Reading the Present through the Past

I've been silent for a while but thought I should post something here on a conference I went to recently in Amsterdam, Holland. This conference was entitled "Reading the Present through the Past: Forms and Trajectories of Neo-Historical Fiction" and was based upon the premise of a recent collection of academic essays on historical fiction, edited by Elodie Rousselot and entitled Exoticizing the Past in Contemporary Neo-Historical Fiction (Palgrave Macmillan 2014). In this book, Rousselot argues for a type of historical fiction she terms "neo-historical", derived from the term "Neo-Victorian" (see a useful discussion of Neo-Victorianism here). Neo-historical fiction, she argues, is a type of fiction that engages with a specific historical period and tries to reconstruct it faithfully while also being very conscious of its inability to do this, thus simultaneously attempting and refusing "to render the past accurately" (Exoticizing the Past p. 4). At the same time, neo-historical fiction is "very much aimed at answering the needs and preoccupations of the present" and is persistently fascinated with "visiting - and consuming - past historical periods as a way of dealing with modern-day concerns" (p. 5).
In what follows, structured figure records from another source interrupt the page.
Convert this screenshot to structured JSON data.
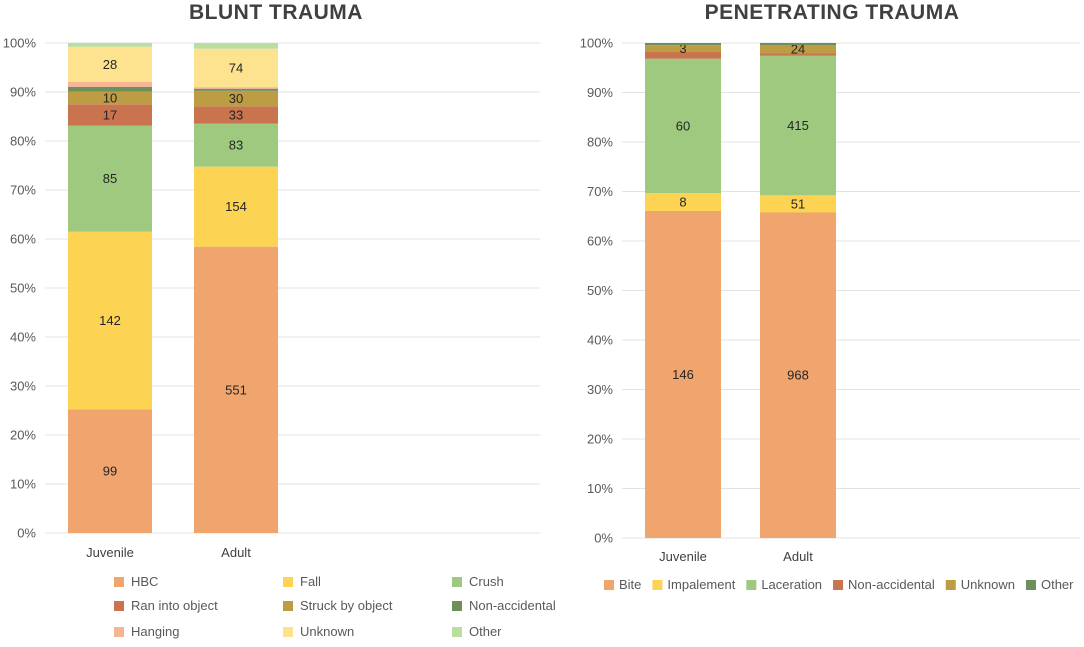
{
  "chart_data": [
    {
      "type": "bar",
      "stacked": true,
      "normalized": true,
      "title": "BLUNT TRAUMA",
      "categories": [
        "Juvenile",
        "Adult"
      ],
      "y_tick_labels": [
        "0%",
        "10%",
        "20%",
        "30%",
        "40%",
        "50%",
        "60%",
        "70%",
        "80%",
        "90%",
        "100%"
      ],
      "ylim": [
        0,
        100
      ],
      "legend_position": "bottom",
      "series": [
        {
          "name": "HBC",
          "color": "#f0a46e",
          "values": [
            99,
            551
          ],
          "labels": [
            "99",
            "551"
          ]
        },
        {
          "name": "Fall",
          "color": "#fdd353",
          "values": [
            142,
            154
          ],
          "labels": [
            "142",
            "154"
          ]
        },
        {
          "name": "Crush",
          "color": "#9ec97f",
          "values": [
            85,
            83
          ],
          "labels": [
            "85",
            "83"
          ]
        },
        {
          "name": "Ran into object",
          "color": "#c9744f",
          "values": [
            17,
            33
          ],
          "labels": [
            "17",
            "33"
          ]
        },
        {
          "name": "Struck by object",
          "color": "#bd9d44",
          "values": [
            10,
            30
          ],
          "labels": [
            "10",
            "30"
          ]
        },
        {
          "name": "Non-accidental",
          "color": "#6e8f5c",
          "values": [
            4,
            4
          ],
          "labels": [
            "",
            ""
          ]
        },
        {
          "name": "Hanging",
          "color": "#f8b594",
          "values": [
            4,
            3
          ],
          "labels": [
            "",
            ""
          ]
        },
        {
          "name": "Unknown",
          "color": "#fde28f",
          "values": [
            28,
            74
          ],
          "labels": [
            "28",
            "74"
          ]
        },
        {
          "name": "Other",
          "color": "#b8dea0",
          "values": [
            3,
            11
          ],
          "labels": [
            "",
            ""
          ]
        }
      ]
    },
    {
      "type": "bar",
      "stacked": true,
      "normalized": true,
      "title": "PENETRATING TRAUMA",
      "categories": [
        "Juvenile",
        "Adult"
      ],
      "y_tick_labels": [
        "0%",
        "10%",
        "20%",
        "30%",
        "40%",
        "50%",
        "60%",
        "70%",
        "80%",
        "90%",
        "100%"
      ],
      "ylim": [
        0,
        100
      ],
      "legend_position": "bottom",
      "series": [
        {
          "name": "Bite",
          "color": "#f0a46e",
          "values": [
            146,
            968
          ],
          "labels": [
            "146",
            "968"
          ]
        },
        {
          "name": "Impalement",
          "color": "#fdd353",
          "values": [
            8,
            51
          ],
          "labels": [
            "8",
            "51"
          ]
        },
        {
          "name": "Laceration",
          "color": "#9ec97f",
          "values": [
            60,
            415
          ],
          "labels": [
            "60",
            "415"
          ]
        },
        {
          "name": "Non-accidental",
          "color": "#c9744f",
          "values": [
            3,
            8
          ],
          "labels": [
            "",
            ""
          ]
        },
        {
          "name": "Unknown",
          "color": "#bd9d44",
          "values": [
            3,
            24
          ],
          "labels": [
            "3",
            "24"
          ]
        },
        {
          "name": "Other",
          "color": "#6e8f5c",
          "values": [
            1,
            6
          ],
          "labels": [
            "",
            ""
          ]
        }
      ]
    }
  ]
}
Although I'm skeptical that "neo-historical" fiction is different in this respect from what has come before (Sir Walter Scott was engaging with the past as well as writing about present-day concerns in his Waverley), it is an interesting type of classification.
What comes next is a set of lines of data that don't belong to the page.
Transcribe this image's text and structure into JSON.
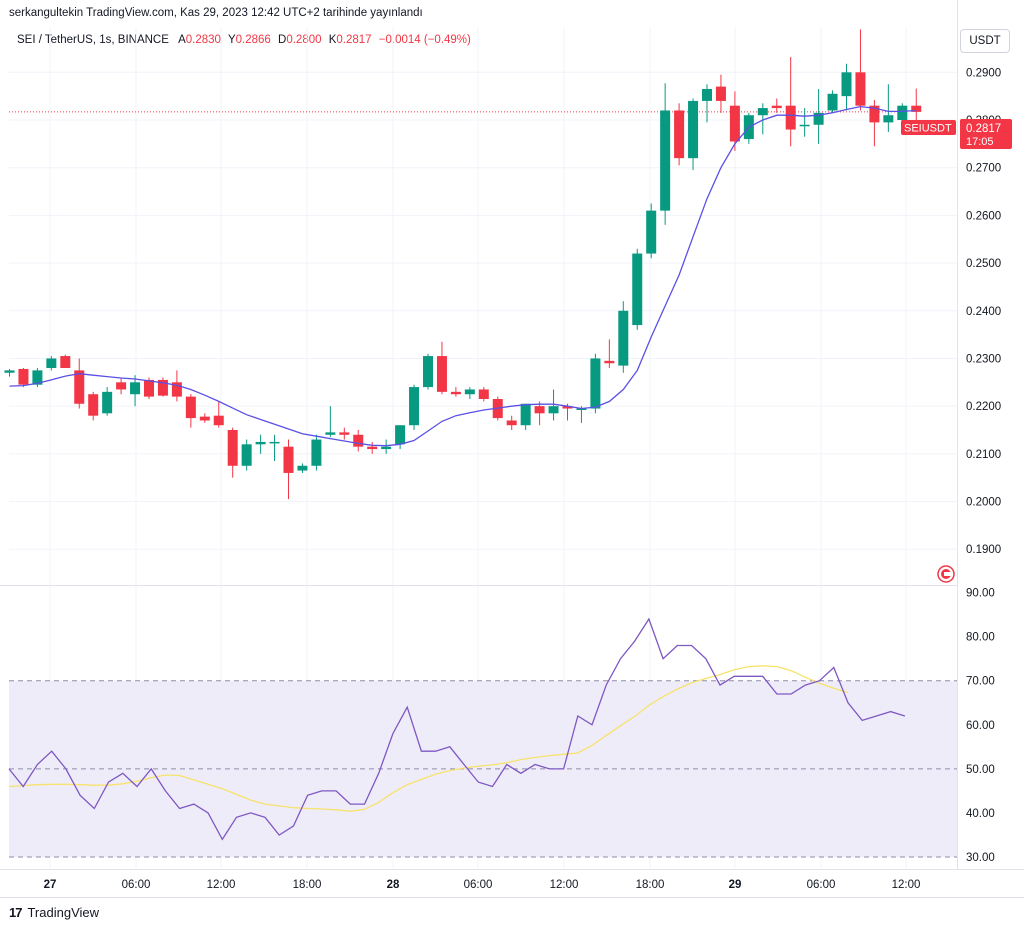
{
  "header": {
    "published_line": "serkangultekin TradingView.com, Kas 29, 2023 12:42 UTC+2 tarihinde yayınlandı",
    "symbol_line": "SEI / TetherUS, 1s, BINANCE",
    "ohlc": {
      "o_label": "A",
      "o_value": "0.2830",
      "h_label": "Y",
      "h_value": "0.2866",
      "l_label": "D",
      "l_value": "0.2800",
      "c_label": "K",
      "c_value": "0.2817",
      "change": "−0.0014 (−0.49%)"
    },
    "currency_button": "USDT"
  },
  "price_tag": {
    "symbol": "SEIUSDT",
    "price": "0.2817",
    "countdown": "17:05"
  },
  "footer": {
    "brand": "TradingView",
    "logo_glyph": "17"
  },
  "colors": {
    "up": "#089981",
    "down": "#f23645",
    "ma": "#5b50e6",
    "rsi": "#7e57c2",
    "rsi_ma": "#f7e26b",
    "rsi_band": "#efecfa",
    "grid": "#f0f3fa"
  },
  "chart_data": [
    {
      "type": "candlestick",
      "title": "",
      "y_ticks": [
        "0.2900",
        "0.2800",
        "0.2700",
        "0.2600",
        "0.2500",
        "0.2400",
        "0.2300",
        "0.2200",
        "0.2100",
        "0.2000",
        "0.1900"
      ],
      "ylim": [
        0.1825,
        0.2995
      ],
      "last_price_line": 0.2817,
      "x_ticks": [
        "27",
        "06:00",
        "12:00",
        "18:00",
        "28",
        "06:00",
        "12:00",
        "18:00",
        "29",
        "06:00",
        "12:00"
      ],
      "grid": true,
      "candles": [
        {
          "o": 0.227,
          "h": 0.2278,
          "l": 0.2262,
          "c": 0.2275
        },
        {
          "o": 0.2278,
          "h": 0.228,
          "l": 0.224,
          "c": 0.2245
        },
        {
          "o": 0.2245,
          "h": 0.228,
          "l": 0.224,
          "c": 0.2275
        },
        {
          "o": 0.228,
          "h": 0.2305,
          "l": 0.2275,
          "c": 0.23
        },
        {
          "o": 0.2305,
          "h": 0.2308,
          "l": 0.228,
          "c": 0.228
        },
        {
          "o": 0.2275,
          "h": 0.23,
          "l": 0.2195,
          "c": 0.2205
        },
        {
          "o": 0.2225,
          "h": 0.223,
          "l": 0.217,
          "c": 0.218
        },
        {
          "o": 0.2185,
          "h": 0.224,
          "l": 0.218,
          "c": 0.223
        },
        {
          "o": 0.225,
          "h": 0.226,
          "l": 0.2225,
          "c": 0.2235
        },
        {
          "o": 0.2225,
          "h": 0.2265,
          "l": 0.22,
          "c": 0.225
        },
        {
          "o": 0.2255,
          "h": 0.226,
          "l": 0.2215,
          "c": 0.222
        },
        {
          "o": 0.2255,
          "h": 0.226,
          "l": 0.222,
          "c": 0.2222
        },
        {
          "o": 0.225,
          "h": 0.2275,
          "l": 0.221,
          "c": 0.222
        },
        {
          "o": 0.222,
          "h": 0.2225,
          "l": 0.2155,
          "c": 0.2175
        },
        {
          "o": 0.2178,
          "h": 0.2185,
          "l": 0.2165,
          "c": 0.217
        },
        {
          "o": 0.218,
          "h": 0.221,
          "l": 0.2155,
          "c": 0.216
        },
        {
          "o": 0.215,
          "h": 0.2155,
          "l": 0.205,
          "c": 0.2075
        },
        {
          "o": 0.2075,
          "h": 0.213,
          "l": 0.2065,
          "c": 0.212
        },
        {
          "o": 0.212,
          "h": 0.214,
          "l": 0.21,
          "c": 0.2125
        },
        {
          "o": 0.2125,
          "h": 0.214,
          "l": 0.2085,
          "c": 0.2125
        },
        {
          "o": 0.2115,
          "h": 0.213,
          "l": 0.2005,
          "c": 0.206
        },
        {
          "o": 0.2065,
          "h": 0.208,
          "l": 0.206,
          "c": 0.2075
        },
        {
          "o": 0.2075,
          "h": 0.214,
          "l": 0.2065,
          "c": 0.213
        },
        {
          "o": 0.214,
          "h": 0.22,
          "l": 0.2135,
          "c": 0.2145
        },
        {
          "o": 0.2145,
          "h": 0.2155,
          "l": 0.213,
          "c": 0.214
        },
        {
          "o": 0.214,
          "h": 0.215,
          "l": 0.2105,
          "c": 0.2115
        },
        {
          "o": 0.2115,
          "h": 0.2125,
          "l": 0.21,
          "c": 0.211
        },
        {
          "o": 0.211,
          "h": 0.213,
          "l": 0.21,
          "c": 0.2115
        },
        {
          "o": 0.212,
          "h": 0.216,
          "l": 0.211,
          "c": 0.216
        },
        {
          "o": 0.216,
          "h": 0.2245,
          "l": 0.215,
          "c": 0.224
        },
        {
          "o": 0.224,
          "h": 0.231,
          "l": 0.2235,
          "c": 0.2305
        },
        {
          "o": 0.2305,
          "h": 0.2335,
          "l": 0.2225,
          "c": 0.223
        },
        {
          "o": 0.223,
          "h": 0.224,
          "l": 0.222,
          "c": 0.2225
        },
        {
          "o": 0.2225,
          "h": 0.224,
          "l": 0.2215,
          "c": 0.2235
        },
        {
          "o": 0.2235,
          "h": 0.224,
          "l": 0.221,
          "c": 0.2215
        },
        {
          "o": 0.2215,
          "h": 0.222,
          "l": 0.217,
          "c": 0.2175
        },
        {
          "o": 0.217,
          "h": 0.218,
          "l": 0.215,
          "c": 0.216
        },
        {
          "o": 0.216,
          "h": 0.2205,
          "l": 0.215,
          "c": 0.2205
        },
        {
          "o": 0.22,
          "h": 0.221,
          "l": 0.216,
          "c": 0.2185
        },
        {
          "o": 0.2185,
          "h": 0.2235,
          "l": 0.217,
          "c": 0.22
        },
        {
          "o": 0.22,
          "h": 0.2205,
          "l": 0.217,
          "c": 0.2195
        },
        {
          "o": 0.2195,
          "h": 0.22,
          "l": 0.2165,
          "c": 0.2195
        },
        {
          "o": 0.2195,
          "h": 0.231,
          "l": 0.2185,
          "c": 0.23
        },
        {
          "o": 0.2295,
          "h": 0.234,
          "l": 0.228,
          "c": 0.229
        },
        {
          "o": 0.2285,
          "h": 0.242,
          "l": 0.227,
          "c": 0.24
        },
        {
          "o": 0.237,
          "h": 0.253,
          "l": 0.236,
          "c": 0.252
        },
        {
          "o": 0.252,
          "h": 0.2625,
          "l": 0.251,
          "c": 0.261
        },
        {
          "o": 0.261,
          "h": 0.2877,
          "l": 0.258,
          "c": 0.282
        },
        {
          "o": 0.282,
          "h": 0.2835,
          "l": 0.2705,
          "c": 0.272
        },
        {
          "o": 0.272,
          "h": 0.2845,
          "l": 0.2695,
          "c": 0.284
        },
        {
          "o": 0.284,
          "h": 0.2875,
          "l": 0.2795,
          "c": 0.2865
        },
        {
          "o": 0.287,
          "h": 0.2895,
          "l": 0.2815,
          "c": 0.284
        },
        {
          "o": 0.283,
          "h": 0.286,
          "l": 0.2735,
          "c": 0.2755
        },
        {
          "o": 0.276,
          "h": 0.2815,
          "l": 0.275,
          "c": 0.281
        },
        {
          "o": 0.281,
          "h": 0.2835,
          "l": 0.277,
          "c": 0.2825
        },
        {
          "o": 0.283,
          "h": 0.2845,
          "l": 0.2815,
          "c": 0.2825
        },
        {
          "o": 0.283,
          "h": 0.2932,
          "l": 0.2745,
          "c": 0.278
        },
        {
          "o": 0.279,
          "h": 0.2825,
          "l": 0.2765,
          "c": 0.279
        },
        {
          "o": 0.279,
          "h": 0.2865,
          "l": 0.275,
          "c": 0.2815
        },
        {
          "o": 0.282,
          "h": 0.2862,
          "l": 0.2815,
          "c": 0.2855
        },
        {
          "o": 0.285,
          "h": 0.2918,
          "l": 0.282,
          "c": 0.29
        },
        {
          "o": 0.29,
          "h": 0.299,
          "l": 0.282,
          "c": 0.283
        },
        {
          "o": 0.283,
          "h": 0.2842,
          "l": 0.2745,
          "c": 0.2795
        },
        {
          "o": 0.2795,
          "h": 0.2875,
          "l": 0.2775,
          "c": 0.281
        },
        {
          "o": 0.28,
          "h": 0.2835,
          "l": 0.277,
          "c": 0.283
        },
        {
          "o": 0.283,
          "h": 0.2866,
          "l": 0.28,
          "c": 0.2817
        }
      ],
      "moving_average": [
        0.2242,
        0.2243,
        0.2248,
        0.2255,
        0.2263,
        0.2268,
        0.2265,
        0.2262,
        0.2259,
        0.2257,
        0.2253,
        0.2249,
        0.2244,
        0.2235,
        0.2223,
        0.221,
        0.2196,
        0.2182,
        0.2172,
        0.2162,
        0.2152,
        0.2142,
        0.2137,
        0.2132,
        0.2127,
        0.2122,
        0.2118,
        0.2117,
        0.212,
        0.2128,
        0.2148,
        0.2168,
        0.218,
        0.2186,
        0.2192,
        0.2196,
        0.22,
        0.2203,
        0.2204,
        0.2204,
        0.22,
        0.2195,
        0.2198,
        0.221,
        0.2235,
        0.2275,
        0.2345,
        0.241,
        0.2475,
        0.2555,
        0.2635,
        0.27,
        0.275,
        0.2785,
        0.28,
        0.281,
        0.281,
        0.2808,
        0.281,
        0.2815,
        0.2822,
        0.2828,
        0.2825,
        0.2818,
        0.2818,
        0.282
      ]
    },
    {
      "type": "line",
      "title": "",
      "y_ticks": [
        "90.00",
        "80.00",
        "70.00",
        "60.00",
        "50.00",
        "40.00",
        "30.00"
      ],
      "ylim": [
        27.5,
        91.5
      ],
      "bands": {
        "upper": 70,
        "middle": 50,
        "lower": 30
      },
      "grid": true,
      "series": [
        {
          "values": [
            50,
            46,
            51,
            54,
            50,
            44,
            41,
            47,
            49,
            46,
            50,
            45,
            41,
            42,
            40,
            34,
            39,
            40,
            39,
            35,
            37,
            44,
            45,
            45,
            42,
            42,
            49,
            58,
            64,
            54,
            54,
            55,
            51,
            47,
            46,
            51,
            49,
            51,
            50,
            50,
            62,
            60,
            69,
            75,
            79,
            84,
            75,
            78,
            78,
            75,
            69,
            71,
            71,
            71,
            67,
            67,
            69,
            70,
            73,
            65,
            61,
            62,
            63,
            62
          ]
        },
        {
          "values": [
            46,
            46.2,
            46.4,
            46.5,
            46.5,
            46.4,
            46.3,
            46.3,
            46.6,
            47.2,
            48,
            48.6,
            48.5,
            47.5,
            46.5,
            45.5,
            44.2,
            42.9,
            42,
            41.6,
            41.2,
            41,
            40.9,
            40.7,
            40.4,
            40.8,
            42.4,
            44.6,
            46.4,
            47.6,
            48.8,
            49.6,
            50.2,
            50.6,
            50.9,
            51.4,
            52.1,
            52.6,
            53,
            53.3,
            53.6,
            55.3,
            57.6,
            59.8,
            61.9,
            64.4,
            66.4,
            68.1,
            69.5,
            70.5,
            71.4,
            72.5,
            73.2,
            73.4,
            73.2,
            72.3,
            70.8,
            69.4,
            68.3,
            67.3
          ]
        }
      ]
    }
  ]
}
The conference in question was held at the University of Amsterdam on 4 March. Rousselot herself was the first keynote speaker, and the other one was Elizabeth Wesseling, who has published widely on the historical novel, Gothic fiction, and other subjects. Aside from the two keynotes, there were many papers presented in three parallel panels during the day. These were really wide-ranging and dealt with such things as historical novels by various authors (e.g. Hilary Mantel, Eleanor Catton, Sarah Waters, A.S. Byatt), factual narratives, historiographic metafictions in Eastern Europe, American TV series (e.g. Mad Men), mashup monsters (e.g. in Penny Dreadful), murder mysteries, computer games, Brontë rewrites and adaptations, etc. As ever, my list of TBR novels and texts expanded during the day, as did my list of interesting TV series. What I found most interesting was the variety of approaches to this question of "reading the present through the past", seen for instance in Rebekah Donovan's argument on how Catton's The Luminaries engages with modern digital culture through - for instance - narrative technique, and in Ruby de Vos's analysis of how Miss Fisher's Murder Mysteries manages the representation of oppressive power structures and even rejects them from a more contemporary perspective on the level of plot and characterisation. As for myself, I gave a paper entitled "'What Gifts We Are Given': The Disruptive and Anti-Environmental Workings of Historical Violence as Presented in Susan Fletcher's Witch Light". Essentially, I argue that Fletcher portrays her central character Corrag (unjustly accused as a witch) as a child of nature, a symbol for the natural world, and that the historical event at the heart of Fletcher's novel (the 1692 Massacre of Glencoe) works to disrupt and violate the sense of natural harmony conveyed through Corrag's unique narrative perspective. As such, the message of Fletcher's novel is essentially "green"; the text is a lament for nature and how it has been exploited and destroyed by mankind, how the connection between man and nature has been severed and our life on this planet endangered as a result. These arguments on Witch Light do have to be developed further and theorized properly, and I'll continue working on it these coming months and possibly talk about it at other conferences this year.

It was overall a very rewarding conference and I'm glad I went, despite suffering from a sore and inflamed knee (which meant I couldn't very well walk much around lovely Amsterdam). On the day after the conference, I visited the Rijksmuseum with a good friend of mine and saw, for instance, some paintings by Rembrandt. Also, to my delight, I came across Petronella Oortman's absolutely exquisite cabinet house, which inspired Jessie Burton's historical novel The Miniaturist, a book I enjoyed very much. Here is a picture of the cabinet house:

To finish, something slightly off topic: I found out to my delight this morning that Jackie Kay has been appointed the next Scottish Makar. This is absolutely brilliant news - she is such a good writer, one of my favourites. See news on this here. It is also wonderful because I'm including Kay's novel Trumpet in the course on Scottish 20th century fiction I'm currently teaching.